Comprimeren Klik op Comprimeren als u de resolutie van de afbeelding wilt wijzigen in Afdrukken of Web/scherm. U kunt ook de optie Bijgesneden gebieden van afbeeldingen verwijderen inschakelen als u de grootte die de afbeelding toevoegt aan het bestand verder wilt beperken.
Beginwaarden Klik op Beginwaarden als u de oorspronkelijke kleuren van de afbeelding wilt herstellen.
De tekstvakopties wijzigen
Als u tekst aan de vorm wilt toevoegen, klikt u met de rechtermuisknop op de vorm en kiest u Tekst toevoegen. Wanneer u tekst hebt toegevoegd, kunt u de manier waarop deze in de vorm wordt weergegeven, wijzigen met de opties op het tabblad Tekstvak van het dialoogvenster AutoVorm opmaken.
Interne marge Stel de afstand tussen de tekst en de linker-, rechter-, boven- en onderrand van het tekstvak in.
Opmerking: Afhankelijk van de AutoVorm komen de randen van het tekstvak mogelijk niet overeen met de rand van de AutoVorm.
Verticale uitlijning Klik op een optie om de tekstpositie in te stellen ten opzichte van de bovenkant, het midden of de onderkant van het tekstvak.
Tekstterugloop in AutoVorm Schakel het selectievakje Tekstterugloop in AutoVorm in als u niet wilt dat de AutoVorm van formaat verandert.
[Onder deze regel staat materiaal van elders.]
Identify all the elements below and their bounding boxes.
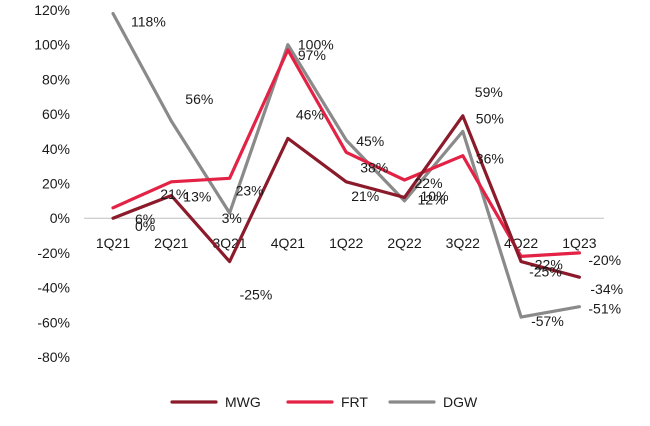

Als u dit selectievakje uitschakelt, wordt het tekstvak groter en past de AutoVorm zich aan het grotere tekstvak aan.
Formaat van AutoVorm aanpassen aan tekst Schakel het selectievakje Formaat van AutoVorm aanpassen aan tekst in als de hoogte van de AutoVorm mag veranderen. De AutoVorm wordt langer of korter, afhankelijk van de hoeveelheid tekst in het tekstvak.
Toelichting opmaken Als de AutoVorm een lijntoelichting is, kunt u op Toelichting opmaken klikken om de lengte van de regel en andere opties te wijzigen.
Converteren naar frame Als u opmerkingen, voetnoten of eindnoten, of bepaalde velden wilt opnemen, kunt u de AutoVorm converteren naar een frame. De vorm zou dan in een rechthoek kunnen veranderen wanneer u deze converteert.
Alternatieve tekst toevoegen
Als de vorm tekst bevat, wordt die tekst automatisch in het vak Alternatieve tekst geplaatst. Als de vorm geen tekst bevat of als u de alternatieve tekst wilt wijzigen, klik dan op het tabblad Alternatieve tekst.
Typ in het vak Alternatieve tekst de tekst die u wilt weergeven in schermlezers of als de weergave van afbeeldingen is uitgeschakeld.